Lugar onde quatro ruas se encontram.

Lugar onde quatro ruas se encontram.

    Quanto mais tempo passamos vivos, mais revolta é preciso sentir. A sua função é preserva-nos. E aqui podíamos, claro, juntar o caveat de Montaigne sobre a cólera, a irmã da revolta. Ao recordar o que Aristoteles diz sobre o assunto (que a cólera serve a virtude e a coragem como uma arma), Montaigne diz-nos que os que discordam disto tendem a afirmar que a cólera é todo outro género de arma: enquanto normalmente somos nós a manipulá-las, a cólera manobra-nos a nós. Montaigne é ágil, como um gato. Um sentimento de revolta é preciso, actua sobre o luto, a tristeza, a ansiedade, a angústia, a depressão, como uma fina película de ironia com força suficiente para nos separar de nós mesmos na porção necessária, isto é, quando te perguntares o que existe entre ti e a aniquilação pode bem ser o sentimento de revolta que sentes ao reconheceres a inadequação entre estas circunstâncias em particular e, por exemplo, o mundo de Casablanca. O mundo de Casablanca não existe aqui, o tempo e o espaço mental da minha liberdade para revisitar mentalmente duas ou três falas que sei de cor, e no entanto, posso apreciar a ironia de pensar em Casablanca aqui e agora. Isto é revolta. E com isso vem a resistência, apenas a quantidade necessária de resistência para que estar vivo possa seguir o seu curso. E agora que o teu pulso acelerou, e que sei que é inconveniente mostrar fraqueza (tudo isto repousa à superfície), sabes para que serve sentir revolta e é melhor do que Montaigne, manipulador e manipulado. 

    O mundo ainda não deu a volta para fazer tanto sentido quanto em Casablanca, podemos levar vários anos até percorrer toda a distância necessária entre o ponto A e o ponto B, isto é, o tempo e o espaço e tudo o que ainda tens para viver entre ti e a aniquilação, aquilo que estás a ver agora e que golpeia a tua atenção não da maneira como o pequeno esteta de trazer por casa que há em ti tinha antecipado (com a suavidade da descrição de Vergílio ao aportar em Brindisi no princípio de A Morte de Vergílio), mas em sucessivas ondas de dor que fazem um trabalho de machado a partir de dentro, volteando no interior do esterno, no interior do crânio.
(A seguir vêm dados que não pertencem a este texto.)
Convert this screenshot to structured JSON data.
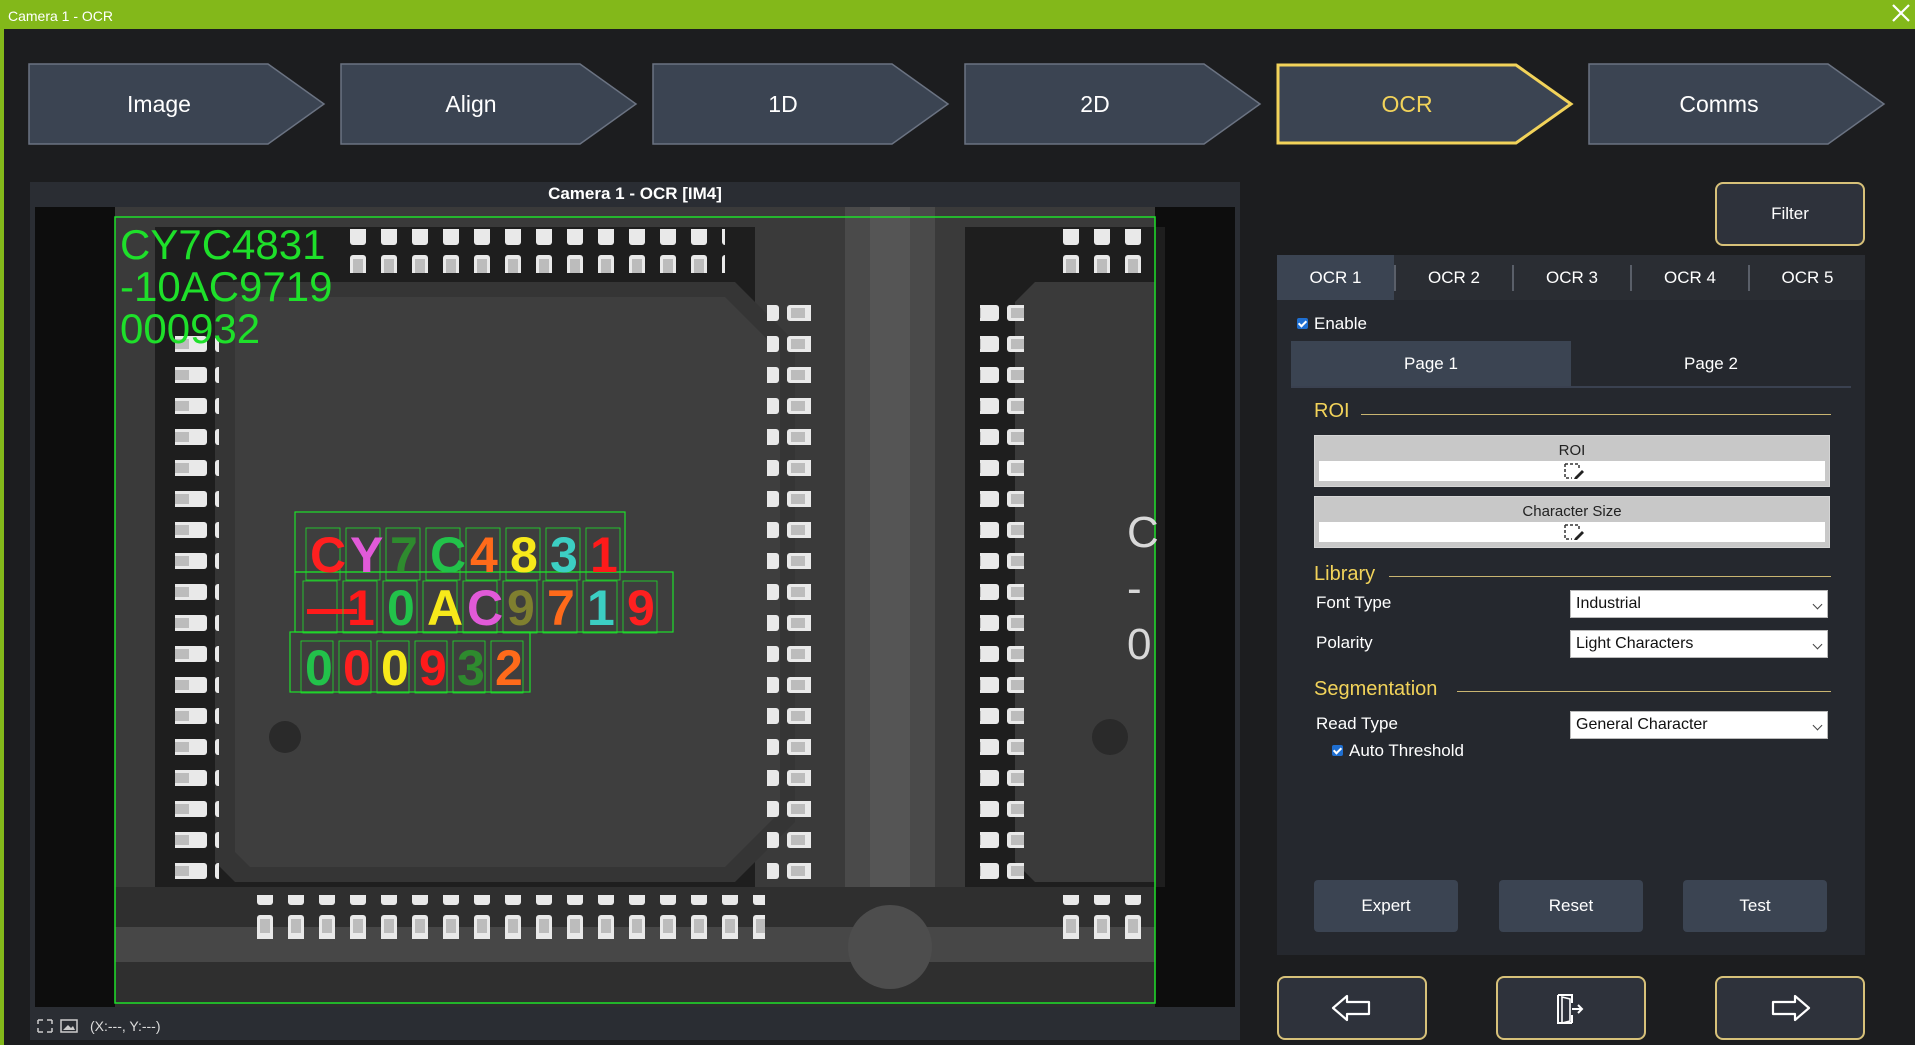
{
  "window": {
    "title": "Camera 1 - OCR",
    "close_icon": "close-icon"
  },
  "steps": [
    {
      "label": "Image"
    },
    {
      "label": "Align"
    },
    {
      "label": "1D"
    },
    {
      "label": "2D"
    },
    {
      "label": "OCR",
      "active": true
    },
    {
      "label": "Comms"
    }
  ],
  "viewer": {
    "title": "Camera 1 - OCR  [IM4]",
    "overlay_lines": [
      "CY7C4831",
      "-10AC9719",
      "000932"
    ],
    "ocr_line1": [
      "C",
      "Y",
      "7",
      "C",
      "4",
      "8",
      "3",
      "1"
    ],
    "ocr_line2": [
      "—",
      "1",
      "0",
      "A",
      "C",
      "9",
      "7",
      "1",
      "9"
    ],
    "ocr_line3": [
      "0",
      "0",
      "0",
      "9",
      "3",
      "2"
    ],
    "side_chars": [
      "C",
      "-",
      "0"
    ],
    "status_coords": "(X:---, Y:---)"
  },
  "colors": {
    "accent": "#f2d35a",
    "green_overlay": "#1ee02a",
    "title_bar": "#83b81a",
    "button": "#3b4452",
    "char_colors": [
      "#ff2020",
      "#e15ad8",
      "#2e8b2e",
      "#22c24a",
      "#ff6a1a",
      "#f7e91a",
      "#3ccfc3",
      "#ff1a1a",
      "#7f7f2f"
    ]
  },
  "right_panel": {
    "filter_label": "Filter",
    "ocr_tabs": [
      {
        "label": "OCR 1",
        "active": true
      },
      {
        "label": "OCR 2"
      },
      {
        "label": "OCR 3"
      },
      {
        "label": "OCR 4"
      },
      {
        "label": "OCR 5"
      }
    ],
    "enable_label": "Enable",
    "enable_checked": true,
    "page_tabs": [
      {
        "label": "Page 1",
        "active": true
      },
      {
        "label": "Page 2"
      }
    ],
    "roi_section": "ROI",
    "roi_label": "ROI",
    "charsize_label": "Character Size",
    "library_section": "Library",
    "font_type_label": "Font Type",
    "font_type_value": "Industrial",
    "polarity_label": "Polarity",
    "polarity_value": "Light Characters",
    "segmentation_section": "Segmentation",
    "read_type_label": "Read Type",
    "read_type_value": "General Character",
    "auto_threshold_label": "Auto Threshold",
    "auto_threshold_checked": true,
    "expert_label": "Expert",
    "reset_label": "Reset",
    "test_label": "Test"
  },
  "nav": {
    "back_icon": "arrow-left-icon",
    "exit_icon": "exit-door-icon",
    "next_icon": "arrow-right-icon"
  }
}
Agora que reduziste tudo ao essencial tens de reconhecer que o essencial é ainda demasiado: uma questão de coração e cabeça.

Justine na montra.

Justine na montra.

    Tony Morrison diz, numa entrevista dada à BBC World Service Book Club, acerca do processo de escrever Beloved, que quando se está a escrever you don’t go over your emotions, you go through them. Nos seus ensaios, Montaigne volta ao tema da cólera, que nem sempre está ligada a um sentido de revolta, e contradiz-se. É preciso conter a nossa revolta, diz o filósofo algures. E de novo, algumas páginas mais tarde, às vezes o melhor é dar espaço às nossas emoções, deixá-las seguir o seu curso. Mas não é disto que eu estou a falar aqui. Eu estou a falar da necessidade de um sentimento íntimo, privado, de revolta, que é preciso cultivar instintivamente, para aprender a resistir à erosão dos dias. Neste sentido, a revolta de que estou a falar nada tem que ver com a incapacidade sofrida pelo respeitável Monsieur de Montaigne de se conter e não castigar fisicamente os criados quando estes falhavam em algum aspecto do seu trabalho. Eu estou falar dessa espécie de revolta que pode ou não ter um pé na cólera, e que serve para preservar as coisas que realmente me importam, o meu amor, a minha criatividade, a habilidade de sentir alguma ternura pelo mundo, sem a qual não é possível experimentar uma certa forma de felicidade. Going through them.